How to fill array with specific number of 1's and 0's in random locations?

Question

I have an array with 8 spots to fill and 4 ones and 4 zeros to fill it with, but want the locations to be random. I am a bit stumped on how to do this without it being to redundant. Is there a simple way to do this or will I have to fill the array with either a 1 or a zero randomly then go through and check to see if it has the right number of both after the fact?
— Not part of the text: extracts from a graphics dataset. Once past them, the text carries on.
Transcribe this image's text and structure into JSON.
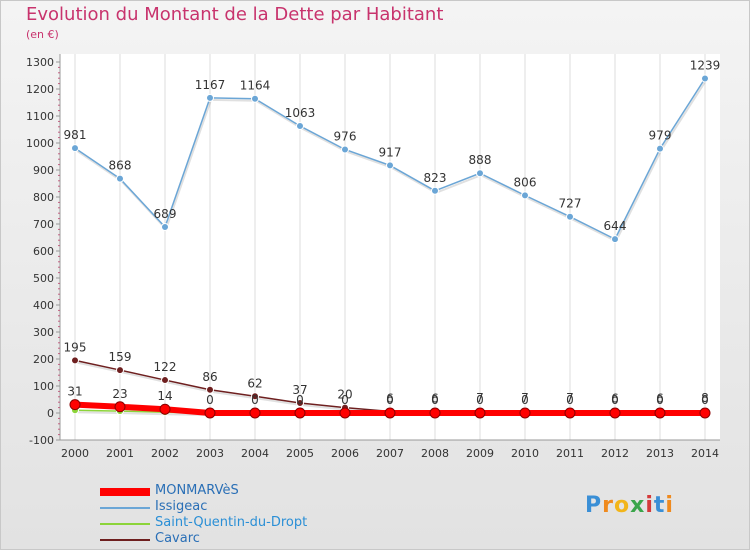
{
  "title": "Evolution du Montant de la Dette par Habitant",
  "subtitle": "(en €)",
  "logo": "Proxiti",
  "chart_data": {
    "type": "line",
    "x": [
      2000,
      2001,
      2002,
      2003,
      2004,
      2005,
      2006,
      2007,
      2008,
      2009,
      2010,
      2011,
      2012,
      2013,
      2014
    ],
    "ylim": [
      -100,
      1300
    ],
    "yticks": [
      -100,
      0,
      100,
      200,
      300,
      400,
      500,
      600,
      700,
      800,
      900,
      1000,
      1100,
      1200,
      1300
    ],
    "grid": "vertical",
    "legend_position": "bottom-left",
    "series": [
      {
        "name": "MONMARVèS",
        "color": "#ff0000",
        "values": [
          31,
          23,
          14,
          0,
          0,
          0,
          0,
          0,
          0,
          0,
          0,
          0,
          0,
          0,
          0
        ],
        "labels": [
          "31",
          "23",
          "14",
          "0",
          "0",
          "0",
          "0",
          "0",
          "0",
          "0",
          "0",
          "0",
          "0",
          "0",
          "0"
        ]
      },
      {
        "name": "Issigeac",
        "color": "#6ba6d6",
        "values": [
          981,
          868,
          689,
          1167,
          1164,
          1063,
          976,
          917,
          823,
          888,
          806,
          727,
          644,
          979,
          1239
        ],
        "labels": [
          "981",
          "868",
          "689",
          "1167",
          "1164",
          "1063",
          "976",
          "917",
          "823",
          "888",
          "806",
          "727",
          "644",
          "979",
          "1239"
        ]
      },
      {
        "name": "Saint-Quentin-du-Dropt",
        "color": "#8cd43a",
        "values": [
          10,
          7,
          3,
          0,
          0,
          0,
          0,
          0,
          0,
          0,
          0,
          0,
          0,
          0,
          0
        ],
        "labels": []
      },
      {
        "name": "Cavarc",
        "color": "#6e1f1f",
        "values": [
          195,
          159,
          122,
          86,
          62,
          37,
          20,
          6,
          6,
          7,
          7,
          7,
          6,
          6,
          8
        ],
        "labels": [
          "195",
          "159",
          "122",
          "86",
          "62",
          "37",
          "20",
          "6",
          "6",
          "7",
          "7",
          "7",
          "6",
          "6",
          "8"
        ]
      }
    ]
  }
}
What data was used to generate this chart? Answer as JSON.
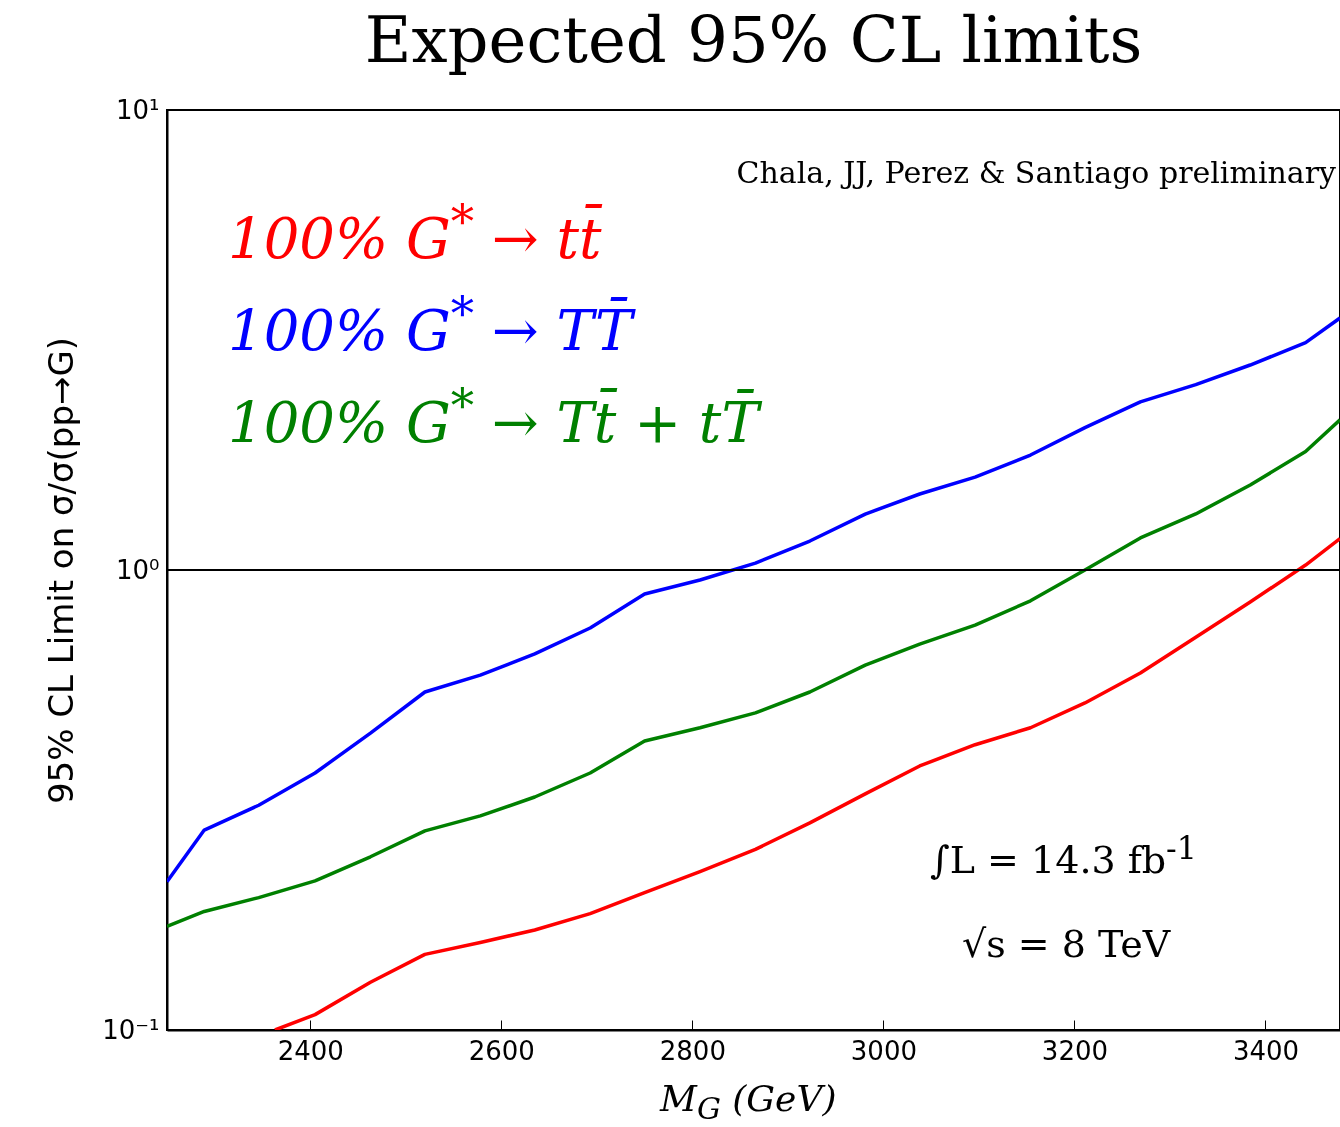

My current code is along the lines of

void setup() {
  int one = 0;
  randomSeed(analogRead(A0));
  for (int i=0; i<8; i++){
    array[i] = random(0, 2);
    if (array[i] == 1){
      one++;
    }
    if(one >4){
      array[i] = 0;
      one--;
    }
  }
}

This mostly works but has the some obvious drawbacks so any pointers on a better way to do this would be appreciated.

Answer 1

Update: This answer has changed slightly from the original

For an Arduino where resources are tight, this code would suffice, no need to link in extra libraries:

int a[8] = { 0,0,0,0,1,1,1,1 };


void setup() {

  randomSeed(analogRead(A0));

  for (int n=7;n>0;n--) {
    int r = random(n+1);
    int t = a[n];
    a[n] = a[r];
    a[r] = t;
  }

}

This is exactly how the std::shuffle function is implemented, limited only by the effectiveness of the implementation of the builtin Arduino random() function

Answer 2

If you need to generate m random ones in an array of zeroes, you can simply iterate through the entire array and set the current element to 1 with the following probability P

           number of 1's that remains to be set
P = ----------------------------------------------------
    number of array elements that remains to be iterated

In your case you need to set 4 random 1's in an array of 8 elements

const unsigned N = 8, M = 4;
int array[N];

for (unsigned i = 0, m = M; i < N; ++i)
  if (rand() % (N - i) < m)
  {
    array[i] = 1;
    --m;
  }
  else
    array[i] = 0;

This generates the random array in one pass - no need to post-shuffle anything.

P.S. In order to make the decision with the above probability P I used the oft-criticized rand() % (N - i) < m method. This is besides the point, of course. You can use any other method of your choice.